Fortunately, many residents of Pottawatomie County never have experienced the feeling of working a full-time job and then coming home to an empty cupboard, wondering how they will feed their families.

Fortunately, many residents of Pottawatomie County never have experienced the feeling of working a full-time job and then coming home to an empty cupboard, wondering how they will feed their families.
Unfortunately, many others have experienced that feeling; but with the giving spirit of fellow citizens, such as those at Simon Peter’s Storehouse, those families need not go hungry.
Simon Peter’s Storehouse is the name given to a “mission of love” and a building, located on the Living Word Church campus, 3831 N. Kickapoo, that has provided food for people in the Pottawatomie County area for 14 years.
“It’s a joint thing between a few different people,” Pastor J. Clifton Briscoe said. “Someone in our church had the desire, I supported them and it grew from there. It started with going to Larry Jones and him donating some food, which we kept in our baptistry. People kept donating food and we bought food and it grew, so then we built a building and now we have a large refrigerator unit — a combination freezer and refrigerator.”
Briscoe said one couple, Rick and Phyllis Howard, “have basically given their lives” to the food pantry and are the organizers of Simon Peter’s Storehouse, although at least 15 to 20, or more, volunteers help with the pantry.
“On any given Friday, at least 15 people help unload the truck with a forklift the church purchased — and they really work; the whole time they are here — it usually takes from about 10 a.m. to noon, they are busy working,” Briscoe said. “Tuesdays and Thursdays, when we are distributing the food, there are about 20 volunteers.”
The pastor said the volume of food distributed in 2009 is a good indicator of just how much work the volunteers dedicate to the pantry. He said a total of 501,505 pounds of food were distributed to about 3,856 families — 11,798 people — last year.
In 2009, the church bought 176,781 pounds of food and received another 324,734 pounds in combined donations from the Regional Food Bank of Oklahoma in Oklahoma City, from doughnut shops in Shawnee and from an area grocer.
The food bank at the “small” church is “one of the top three in Oklahoma, according to the Regional Food Bank in Oklahoma City,” Briscoe said.
In a typical week, between 50 to 150 families are served. However, in February and March the number of those served stays closer to 50 per week, “because that is when a lot of families are getting their tax returns,” he said.
Still, each week remains quite busy for the volunteers, regardless of the number of families who visit the pantry, Briscoe said.

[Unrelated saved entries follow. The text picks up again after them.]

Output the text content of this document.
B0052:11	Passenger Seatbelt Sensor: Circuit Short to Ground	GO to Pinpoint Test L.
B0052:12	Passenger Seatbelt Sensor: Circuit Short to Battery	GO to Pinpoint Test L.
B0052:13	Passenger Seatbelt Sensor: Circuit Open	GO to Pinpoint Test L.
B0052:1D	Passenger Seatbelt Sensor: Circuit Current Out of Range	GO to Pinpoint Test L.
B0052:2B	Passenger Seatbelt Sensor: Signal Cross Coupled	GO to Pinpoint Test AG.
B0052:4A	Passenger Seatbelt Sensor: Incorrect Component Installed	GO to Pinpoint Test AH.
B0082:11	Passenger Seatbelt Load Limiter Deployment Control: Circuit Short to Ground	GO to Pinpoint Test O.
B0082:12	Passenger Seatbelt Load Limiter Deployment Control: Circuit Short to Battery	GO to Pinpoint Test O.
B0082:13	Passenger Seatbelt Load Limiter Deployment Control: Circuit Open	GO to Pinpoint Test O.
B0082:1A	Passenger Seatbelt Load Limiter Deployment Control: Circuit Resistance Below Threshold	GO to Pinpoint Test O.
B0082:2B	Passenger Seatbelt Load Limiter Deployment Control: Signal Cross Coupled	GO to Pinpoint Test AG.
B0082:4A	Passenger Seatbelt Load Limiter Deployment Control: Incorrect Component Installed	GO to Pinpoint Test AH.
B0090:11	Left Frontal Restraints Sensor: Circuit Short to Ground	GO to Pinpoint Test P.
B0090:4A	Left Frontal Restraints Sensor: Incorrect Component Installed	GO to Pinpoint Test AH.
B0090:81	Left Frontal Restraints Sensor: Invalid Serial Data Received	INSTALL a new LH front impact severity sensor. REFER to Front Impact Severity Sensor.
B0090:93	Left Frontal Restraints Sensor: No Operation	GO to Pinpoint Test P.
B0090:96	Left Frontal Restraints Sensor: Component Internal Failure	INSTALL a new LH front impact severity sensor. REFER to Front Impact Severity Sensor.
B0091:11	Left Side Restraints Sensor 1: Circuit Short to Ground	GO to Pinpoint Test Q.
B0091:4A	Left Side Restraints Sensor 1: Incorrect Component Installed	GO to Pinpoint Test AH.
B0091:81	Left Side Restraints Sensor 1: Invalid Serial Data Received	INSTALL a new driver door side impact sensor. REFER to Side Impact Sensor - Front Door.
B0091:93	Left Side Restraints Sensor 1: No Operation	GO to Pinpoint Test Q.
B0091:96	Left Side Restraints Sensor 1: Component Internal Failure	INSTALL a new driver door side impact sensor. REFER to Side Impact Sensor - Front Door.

“Mondays, Wednesdays and Fridays, they go get the food from the donors and a semi truck comes from Oklahoma City Fridays,” he said. “Tuesdays and Thursdays are our distribution days. On those days, the pantry is open from about 4:30 p.m. to 6:30 p.m. — sometimes later — and not only do they get the food but we minister the Word of God to them. They don’t have to hear the message but about 99 percent do choose to. And we have a Christian movie playing too.”
Briscoe said all that is required of individuals and families who are in need of assistance from the pantry is “some form of identification, proof of residency and a birth certificate or Social Security number for those in the family.”
Those who visit the pantry are able to return every other month, although those experiencing “really dire circumstances” are usually allowed to return more frequently.
“There is an incredible influx of people coming in,” Briscoe said. “The food is free ... anybody is welcome regardless of race, color, creed or religious affiliation. Any family can come at least six times per year, depending on need. Typically, a family receives enough food for three meals per day for 14 days per person — in other words, 42 meals per person.”
In addition to non-perishable food items, Simon Peter’s Storehouse also provides those they serve with a variety of meats, such as chicken or hamburger, and sometimes, fruits and vegetables. A separate clothing ministry also attempts to help those who are in need of those items; and a children’s ministry is available on Friday nights.
Briscoe said he believes it is important for others in the community to know the kind of love and generosity the volunteers at the pantry — and those who provide the money and donations at the church — provide to others in the area.
“We are not soliciting funds; we do not need it,” he said. “We just want people to know what these people are doing and how they are trying to help others. We’re a missions church, so I bring it up each sermon — there’s not really any special offering taken. We’re just a small church with big givers, so it always works out. Probably our biggest expense is the electric bill.”